Économies réalisées · 10
Économies sur 130 m² et empreinte carbone évitée.
Pour 130 m² typiques, la consommation annuelle de chauffage avant rénovation se situe entre 14300 et 23400 kWh d'énergie finale selon le DPE de départ. Une PAC bien dimensionnée avec un SCOP de 4,4 ramène cette consommation à 3250 à 5318 kWh d'électricité, soit une division par quatre du besoin énergétique livré.
Comparaison concrète sur 130 m². Face à une chaudière fioul (rendement 85 %, prix moyen 1,30 € par litre soit 0,13 € par kWh), la facture annuelle passe de 2 197 € à environ 768 €, soit une économie nette de 1 429 € par an. Face à une chaudière gaz à condensation (rendement 95 %, tarif réglementé 0,11 € par kWh), la facture passe de 1 859 € à environ 768 €, soit une économie de 1 091 € par an. Face à un chauffage électrique direct (effet Joule, COP 1, tarif 0,2516 € par kWh), la facture est divisée par quatre, soit une économie typique de 3 189 € par an.
Projection sur vingt ans avec une inflation annuelle des énergies fossiles à 4 % (hypothèse prudente conforme aux scénarios RTE 2050) et une inflation électrique à 2,5 %. L'économie cumulée pour 130 m² atteint entre 29 452 € (face au gaz) et 44 293 € (face au fioul) sur la durée de vie complète de l'équipement. C'est plusieurs fois le coût d'achat initial, même hors aides.
Empreinte carbone évitée pour 130 m². En remplaçant une chaudière fioul (324 grammes de CO2 par kWh selon ADEME 2024), la PAC évite l'émission de 5 476 kg de CO2 par an, soit 109 512 kg cumulés sur vingt ans. En remplaçant une chaudière gaz (227 grammes de CO2 par kWh), la PAC évite 3 836 kg par an. La PAC électrique française émet seulement 60 grammes de CO2 par kWh consommé (mix RTE 2024 décarboné à 92 %), soit moins de 230 kg par an. Le gain climatique est immédiat dès la mise en service, conforme à la trajectoire SNBC 2050.

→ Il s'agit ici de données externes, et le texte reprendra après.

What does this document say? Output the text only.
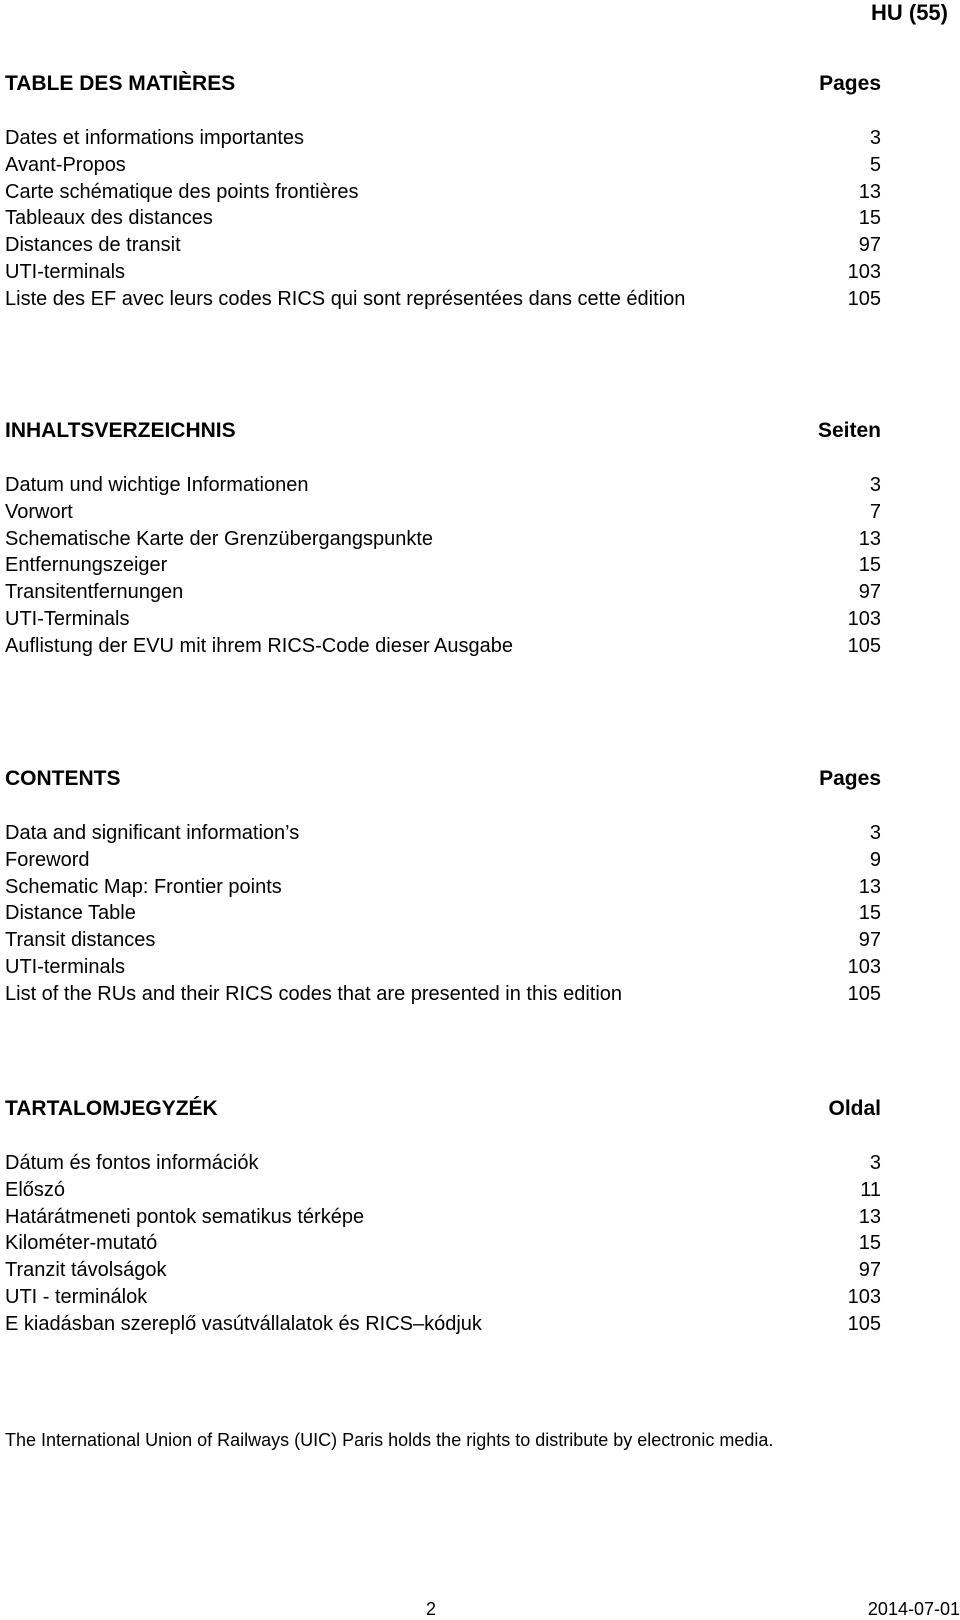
HU (55)
TABLE DES MATIÈRES	Pages
Dates et informations importantes	3
Avant-Propos	5
Carte schématique des points frontières	13
Tableaux des distances	15
Distances de transit	97
UTI-terminals	103
Liste des EF avec leurs codes RICS qui sont représentées dans cette édition	105
INHALTSVERZEICHNIS	Seiten
Datum und wichtige Informationen	3
Vorwort	7
Schematische Karte der Grenzübergangspunkte	13
Entfernungszeiger	15
Transitentfernungen	97
UTI-Terminals	103
Auflistung der EVU mit ihrem RICS-Code dieser Ausgabe	105
CONTENTS	Pages
Data and significant information’s	3
Foreword	9
Schematic Map: Frontier points	13
Distance Table	15
Transit distances	97
UTI-terminals	103
List of the RUs and their RICS codes that are presented in this edition	105
TARTALOMJEGYZÉK	Oldal
Dátum és fontos információk	3
Előszó	11
Határátmeneti pontok sematikus térképe	13
Kilométer-mutató	15
Tranzit távolságok	97
UTI - terminálok	103
E kiadásban szereplő vasútvállalatok és RICS–kódjuk	105
The International Union of Railways (UIC) Paris holds the rights to distribute by electronic media.
2	2014-07-01
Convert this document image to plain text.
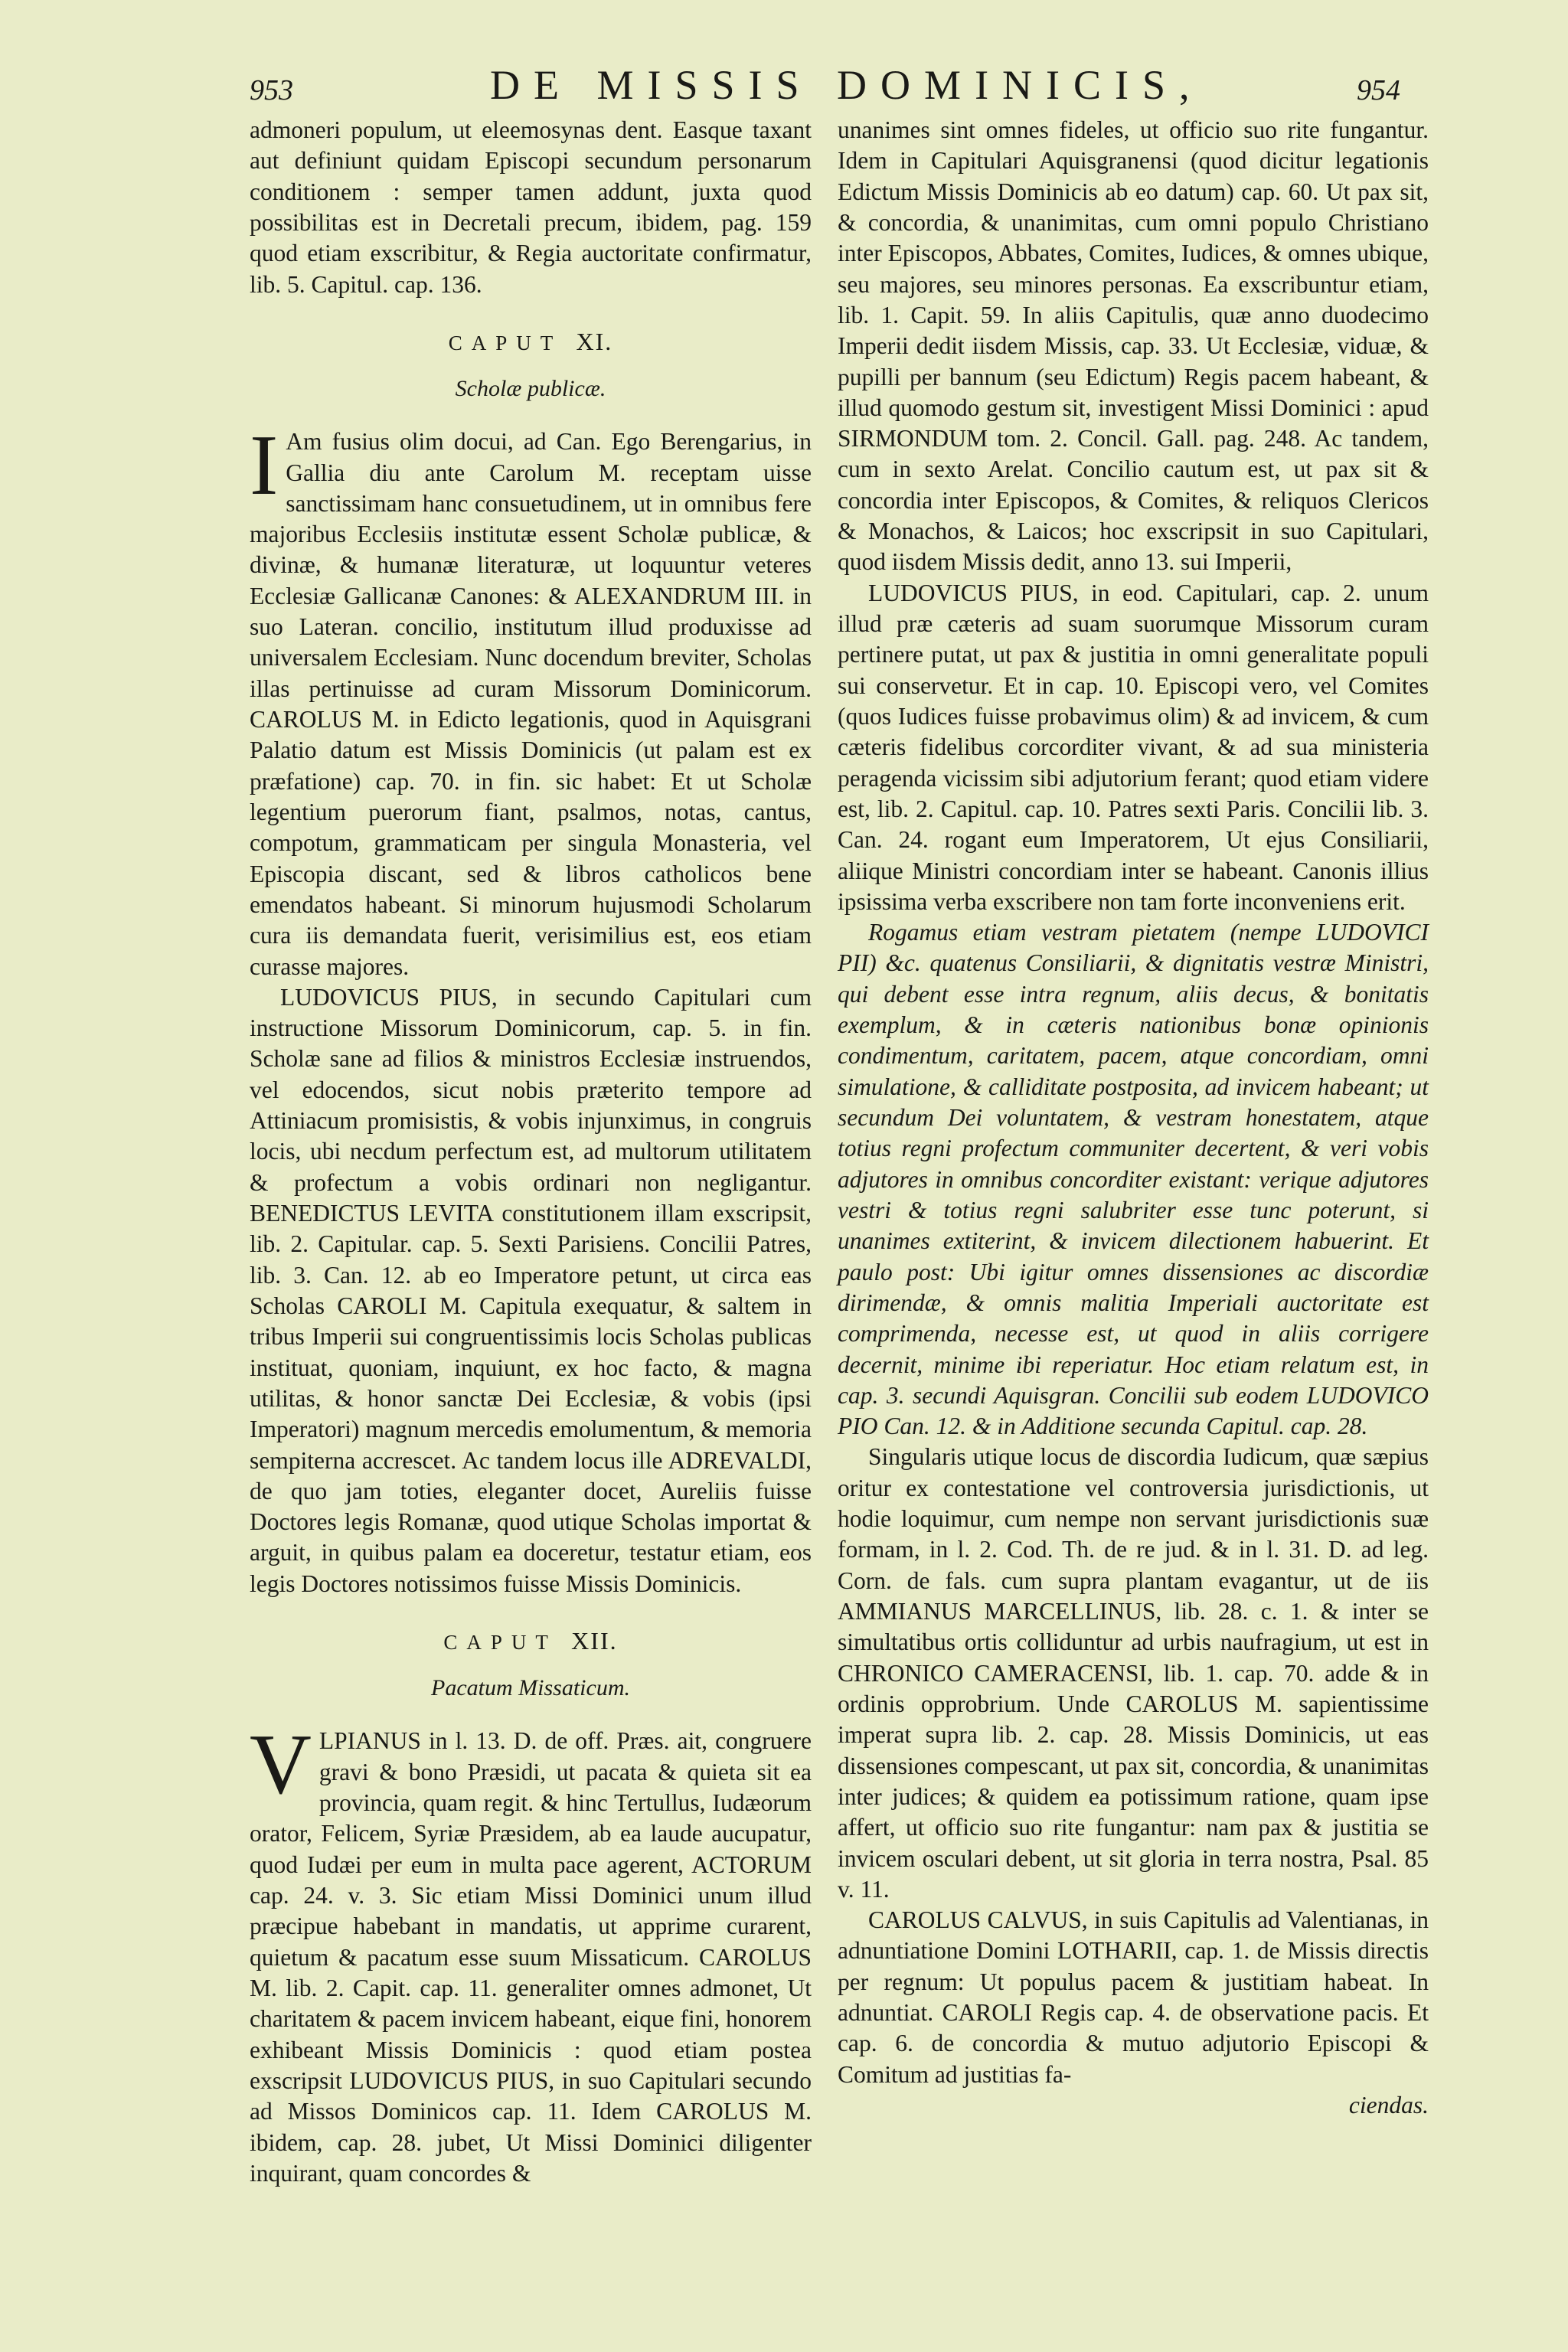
953	DE MISSIS DOMINICIS,	954

admoneri populum, ut eleemosynas dent. Easque taxant aut definiunt quidam Episcopi secundum personarum conditionem : semper tamen addunt, juxta quod possibilitas est in Decretali precum, ibidem, pag. 159 quod etiam exscribitur, & Regia auctoritate confirmatur, lib. 5. Capitul. cap. 136.

CAPUT XI.
Scholæ publicæ.

I Am fusius olim docui, ad Can. Ego Berengarius, in Gallia diu ante Carolum M. receptam uisse sanctissimam hanc consuetudinem, ut in omnibus fere majoribus Ecclesiis institutæ essent Scholæ publicæ, & divinæ, & humanæ literaturæ, ut loquuntur veteres Ecclesiæ Gallicanæ Canones: & ALEXANDRUM III. in suo Lateran. concilio, institutum illud produxisse ad universalem Ecclesiam. Nunc docendum breviter, Scholas illas pertinuisse ad curam Missorum Dominicorum. CAROLUS M. in Edicto legationis, quod in Aquisgrani Palatio datum est Missis Dominicis (ut palam est ex præfatione) cap. 70. in fin. sic habet: Et ut Scholæ legentium puerorum fiant, psalmos, notas, cantus, compotum, grammaticam per singula Monasteria, vel Episcopia discant, sed & libros catholicos bene emendatos habeant. Si minorum hujusmodi Scholarum cura iis demandata fuerit, verisimilius est, eos etiam curasse majores.

LUDOVICUS PIUS, in secundo Capitulari cum instructione Missorum Dominicorum, cap. 5. in fin. Scholæ sane ad filios & ministros Ecclesiæ instruendos, vel edocendos, sicut nobis præterito tempore ad Attiniacum promisistis, & vobis injunximus, in congruis locis, ubi necdum perfectum est, ad multorum utilitatem & profectum a vobis ordinari non negligantur. BENEDICTUS LEVITA constitutionem illam exscripsit, lib. 2. Capitular. cap. 5. Sexti Parisiens. Concilii Patres, lib. 3. Can. 12. ab eo Imperatore petunt, ut circa eas Scholas CAROLI M. Capitula exequatur, & saltem in tribus Imperii sui congruentissimis locis Scholas publicas instituat, quoniam, inquiunt, ex hoc facto, & magna utilitas, & honor sanctæ Dei Ecclesiæ, & vobis (ipsi Imperatori) magnum mercedis emolumentum, & memoria sempiterna accrescet. Ac tandem locus ille ADREVALDI, de quo jam toties, eleganter docet, Aureliis fuisse Doctores legis Romanæ, quod utique Scholas importat & arguit, in quibus palam ea doceretur, testatur etiam, eos legis Doctores notissimos fuisse Missis Dominicis.

CAPUT XII.
Pacatum Missaticum.

VLPIANUS in l. 13. D. de off. Præs. ait, congruere gravi & bono Præsidi, ut pacata & quieta sit ea provincia, quam regit. & hinc Tertullus, Iudæorum orator, Felicem, Syriæ Præsidem, ab ea laude aucupatur, quod Iudæi per eum in multa pace agerent, ACTORUM cap. 24. v. 3. Sic etiam Missi Dominici unum illud præcipue habebant in mandatis, ut apprime curarent, quietum & pacatum esse suum Missaticum. CAROLUS M. lib. 2. Capit. cap. 11. generaliter omnes admonet, Ut charitatem & pacem invicem habeant, eique fini, honorem exhibeant Missis Dominicis : quod etiam postea exscripsit LUDOVICUS PIUS, in suo Capitulari secundo ad Missos Dominicos cap. 11. Idem CAROLUS M. ibidem, cap. 28. jubet, Ut Missi Dominici diligenter inquirant, quam concordes &

unanimes sint omnes fideles, ut officio suo rite fungantur. Idem in Capitulari Aquisgranensi (quod dicitur legationis Edictum Missis Dominicis ab eo datum) cap. 60. Ut pax sit, & concordia, & unanimitas, cum omni populo Christiano inter Episcopos, Abbates, Comites, Iudices, & omnes ubique, seu majores, seu minores personas. Ea exscribuntur etiam, lib. 1. Capit. 59. In aliis Capitulis, quæ anno duodecimo Imperii dedit iisdem Missis, cap. 33. Ut Ecclesiæ, viduæ, & pupilli per bannum (seu Edictum) Regis pacem habeant, & illud quomodo gestum sit, investigent Missi Dominici : apud SIRMONDUM tom. 2. Concil. Gall. pag. 248. Ac tandem, cum in sexto Arelat. Concilio cautum est, ut pax sit & concordia inter Episcopos, & Comites, & reliquos Clericos & Monachos, & Laicos; hoc exscripsit in suo Capitulari, quod iisdem Missis dedit, anno 13. sui Imperii,

LUDOVICUS PIUS, in eod. Capitulari, cap. 2. unum illud præ cæteris ad suam suorumque Missorum curam pertinere putat, ut pax & justitia in omni generalitate populi sui conservetur. Et in cap. 10. Episcopi vero, vel Comites (quos Iudices fuisse probavimus olim) & ad invicem, & cum cæteris fidelibus corcorditer vivant, & ad sua ministeria peragenda vicissim sibi adjutorium ferant; quod etiam videre est, lib. 2. Capitul. cap. 10. Patres sexti Paris. Concilii lib. 3. Can. 24. rogant eum Imperatorem, Ut ejus Consiliarii, aliique Ministri concordiam inter se habeant. Canonis illius ipsissima verba exscribere non tam forte inconveniens erit.

Rogamus etiam vestram pietatem (nempe LUDOVICI PII) &c. quatenus Consiliarii, & dignitatis vestræ Ministri, qui debent esse intra regnum, aliis decus, & bonitatis exemplum, & in cæteris nationibus bonæ opinionis condimentum, caritatem, pacem, atque concordiam, omni simulatione, & calliditate postposita, ad invicem habeant; ut secundum Dei voluntatem, & vestram honestatem, atque totius regni profectum communiter decertent, & veri vobis adjutores in omnibus concorditer existant: verique adjutores vestri & totius regni salubriter esse tunc poterunt, si unanimes extiterint, & invicem dilectionem habuerint. Et paulo post: Ubi igitur omnes dissensiones ac discordiæ dirimendæ, & omnis malitia Imperiali auctoritate est comprimenda, necesse est, ut quod in aliis corrigere decernit, minime ibi reperiatur. Hoc etiam relatum est, in cap. 3. secundi Aquisgran. Concilii sub eodem LUDOVICO PIO Can. 12. & in Additione secunda Capitul. cap. 28.

Singularis utique locus de discordia Iudicum, quæ sæpius oritur ex contestatione vel controversia jurisdictionis, ut hodie loquimur, cum nempe non servant jurisdictionis suæ formam, in l. 2. Cod. Th. de re jud. & in l. 31. D. ad leg. Corn. de fals. cum supra plantam evagantur, ut de iis AMMIANUS MARCELLINUS, lib. 28. c. 1. & inter se simultatibus ortis colliduntur ad urbis naufragium, ut est in CHRONICO CAMERACENSI, lib. 1. cap. 70. adde & in ordinis opprobrium. Unde CAROLUS M. sapientissime imperat supra lib. 2. cap. 28. Missis Dominicis, ut eas dissensiones compescant, ut pax sit, concordia, & unanimitas inter judices; & quidem ea potissimum ratione, quam ipse affert, ut officio suo rite fungantur: nam pax & justitia se invicem osculari debent, ut sit gloria in terra nostra, Psal. 85 v. 11.

CAROLUS CALVUS, in suis Capitulis ad Valentianas, in adnuntiatione Domini LOTHARII, cap. 1. de Missis directis per regnum: Ut populus pacem & justitiam habeat. In adnuntiat. CAROLI Regis cap. 4. de observatione pacis. Et cap. 6. de concordia & mutuo adjutorio Episcopi & Comitum ad justitias fa-

ciendas.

Effet sur la valeur immobilière du bien à 130 m². Selon l'observatoire des notaires de France 2024, le passage d'un DPE E à un DPE C grâce à une PAC bien dimensionnée valorise le bien de 5 à 8 % en moyenne sur le marché de la maison individuelle, soit potentiellement plusieurs dizaines de milliers d'euros à la revente. Cette plus value est pérenne et indépendante des aides reçues à l'installation. Elle compense intégralement le reste à charge dans la grande majorité des cas. À cela s'ajoute la sécurisation contre l'interdiction progressive de location des passoires thermiques (loi Climat et Résilience), interdites à la location dès 2025 pour le DPE G, 2028 pour le DPE F, 2034 pour le DPE E. Pour un propriétaire bailleur de 130 m², la PAC sécurise donc aussi le revenu locatif sur les vingt prochaines années.